What this all means is that the English university system is now to be opened up to the likes of private companies like Pearson and Apollo, organisations with a bottom line which is not about education but about making profits.

The White Paper advocates a customer-led model that rewards “satisfaction” over learning and makes the classic neoliberal mistake of treating everything that is paid for as a product, turning education simply into another commodity. You get to choose which product you are going to buy (if you are wealthy enough to find debt acceptable and lucky enough to have got high grades) and if it doesn’t deliver, then as a consumer you can kick up a fuss. So, the new loans regime will “put more power into the hands of students” (p15); the new risk-based quality assurance regimes will give students “power to hold universities to account’” (p37) while more accurate data “will empower prospective students by ensuring much better information on different courses” (p2). This brings a whole new meaning to “student power”.

The White Paper shows that the government is ideologically committed to the privatisation of public institutions.
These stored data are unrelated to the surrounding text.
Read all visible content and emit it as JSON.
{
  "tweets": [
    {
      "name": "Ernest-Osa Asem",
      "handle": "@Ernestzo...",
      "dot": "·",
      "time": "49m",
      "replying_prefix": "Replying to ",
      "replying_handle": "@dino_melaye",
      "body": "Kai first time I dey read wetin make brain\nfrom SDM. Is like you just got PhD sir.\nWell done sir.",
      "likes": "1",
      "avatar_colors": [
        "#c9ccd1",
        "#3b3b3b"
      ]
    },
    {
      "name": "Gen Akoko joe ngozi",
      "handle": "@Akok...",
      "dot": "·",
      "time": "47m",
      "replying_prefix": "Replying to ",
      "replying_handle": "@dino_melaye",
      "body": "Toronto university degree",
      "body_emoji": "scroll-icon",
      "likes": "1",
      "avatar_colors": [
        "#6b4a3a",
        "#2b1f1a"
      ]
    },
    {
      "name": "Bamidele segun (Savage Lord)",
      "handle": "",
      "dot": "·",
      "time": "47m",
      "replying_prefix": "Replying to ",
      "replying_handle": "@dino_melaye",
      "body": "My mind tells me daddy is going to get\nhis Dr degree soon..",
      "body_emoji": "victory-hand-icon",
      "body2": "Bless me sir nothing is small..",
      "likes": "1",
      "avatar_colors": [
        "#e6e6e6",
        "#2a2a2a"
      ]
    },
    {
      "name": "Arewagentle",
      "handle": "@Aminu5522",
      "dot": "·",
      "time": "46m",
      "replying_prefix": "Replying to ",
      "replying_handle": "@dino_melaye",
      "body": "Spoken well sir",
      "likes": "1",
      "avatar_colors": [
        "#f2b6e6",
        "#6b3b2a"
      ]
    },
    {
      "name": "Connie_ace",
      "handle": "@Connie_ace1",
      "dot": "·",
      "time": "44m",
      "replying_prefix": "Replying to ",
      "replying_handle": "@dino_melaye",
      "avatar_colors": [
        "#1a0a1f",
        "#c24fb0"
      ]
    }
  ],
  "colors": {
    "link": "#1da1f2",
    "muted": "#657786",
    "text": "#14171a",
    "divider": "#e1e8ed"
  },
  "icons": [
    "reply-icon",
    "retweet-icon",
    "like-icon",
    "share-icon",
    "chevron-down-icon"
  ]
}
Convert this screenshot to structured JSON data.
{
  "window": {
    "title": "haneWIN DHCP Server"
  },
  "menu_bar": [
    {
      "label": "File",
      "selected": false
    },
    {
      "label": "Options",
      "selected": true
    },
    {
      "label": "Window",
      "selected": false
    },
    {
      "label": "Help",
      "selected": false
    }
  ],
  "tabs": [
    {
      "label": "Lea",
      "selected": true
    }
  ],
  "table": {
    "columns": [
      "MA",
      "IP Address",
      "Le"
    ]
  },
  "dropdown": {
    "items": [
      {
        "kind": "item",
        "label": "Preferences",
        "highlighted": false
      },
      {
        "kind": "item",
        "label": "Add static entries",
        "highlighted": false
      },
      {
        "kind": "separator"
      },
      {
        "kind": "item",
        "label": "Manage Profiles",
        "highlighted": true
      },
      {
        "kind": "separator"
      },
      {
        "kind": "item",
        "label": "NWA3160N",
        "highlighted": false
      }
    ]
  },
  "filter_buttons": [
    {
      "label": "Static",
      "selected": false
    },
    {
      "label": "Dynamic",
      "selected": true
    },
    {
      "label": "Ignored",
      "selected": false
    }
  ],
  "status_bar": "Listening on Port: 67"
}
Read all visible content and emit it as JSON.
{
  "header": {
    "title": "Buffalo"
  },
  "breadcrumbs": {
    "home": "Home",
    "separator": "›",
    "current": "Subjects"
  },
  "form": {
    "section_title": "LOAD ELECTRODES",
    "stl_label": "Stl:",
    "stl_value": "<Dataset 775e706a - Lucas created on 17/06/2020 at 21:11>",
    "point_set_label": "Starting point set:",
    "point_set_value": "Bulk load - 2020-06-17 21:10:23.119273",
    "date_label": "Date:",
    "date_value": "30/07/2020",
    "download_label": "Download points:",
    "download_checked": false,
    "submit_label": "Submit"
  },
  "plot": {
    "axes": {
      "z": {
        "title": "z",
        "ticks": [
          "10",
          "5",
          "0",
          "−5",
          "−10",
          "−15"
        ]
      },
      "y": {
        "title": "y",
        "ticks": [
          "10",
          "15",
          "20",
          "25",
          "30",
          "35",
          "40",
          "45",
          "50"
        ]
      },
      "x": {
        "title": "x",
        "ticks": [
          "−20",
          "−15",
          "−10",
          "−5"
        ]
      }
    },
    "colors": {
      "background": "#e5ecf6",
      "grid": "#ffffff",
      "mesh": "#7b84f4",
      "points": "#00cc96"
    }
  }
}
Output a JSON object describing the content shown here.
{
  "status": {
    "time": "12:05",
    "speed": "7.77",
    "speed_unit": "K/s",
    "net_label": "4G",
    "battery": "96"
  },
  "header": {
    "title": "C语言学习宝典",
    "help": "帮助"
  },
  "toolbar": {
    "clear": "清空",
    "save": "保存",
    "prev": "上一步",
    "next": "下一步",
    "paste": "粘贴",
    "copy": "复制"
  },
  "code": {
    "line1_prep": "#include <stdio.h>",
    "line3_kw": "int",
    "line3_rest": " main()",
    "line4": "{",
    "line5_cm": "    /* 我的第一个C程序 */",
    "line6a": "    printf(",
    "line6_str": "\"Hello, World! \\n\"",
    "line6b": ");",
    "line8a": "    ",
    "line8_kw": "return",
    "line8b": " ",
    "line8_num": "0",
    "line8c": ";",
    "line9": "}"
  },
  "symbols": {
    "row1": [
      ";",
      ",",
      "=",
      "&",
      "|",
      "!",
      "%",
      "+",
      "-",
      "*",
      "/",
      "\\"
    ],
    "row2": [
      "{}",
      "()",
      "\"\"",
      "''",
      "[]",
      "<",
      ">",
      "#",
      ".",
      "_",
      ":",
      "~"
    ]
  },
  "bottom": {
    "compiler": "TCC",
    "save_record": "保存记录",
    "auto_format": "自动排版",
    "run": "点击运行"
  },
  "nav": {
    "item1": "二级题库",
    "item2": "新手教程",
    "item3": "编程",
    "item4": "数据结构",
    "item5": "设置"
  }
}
Universities are being encouraged to think and act like private providers and the White Paper is designed to facilitate a whole scale cultural shift in which all universities need to think of themselves now as part of a competitive marketplace. David Willetts, minister of state for Universities and Science made this perfectly clear in an interview on the day the white paper was published, insisting that universities must “not be in the mindset that they are part of the public sector” (Today programme, 28 June). The net outcome will be the emergence of a higher education system that has the private individual rather than the public good as its raison d’etre.

Education has a purpose that does not begin and end with a financial transaction based on fees and a student’s ability to pay or the possibility of shouldering a huge debt that is not common to all. It should not be premised on economic utility above all else where the pursuit of profit is the only determinant of value. The White Paper is a destructive and narrow-minded document that benefits neither students nor universities nor the wider society and, as such, it should be widely opposed. Let the campaigning begin!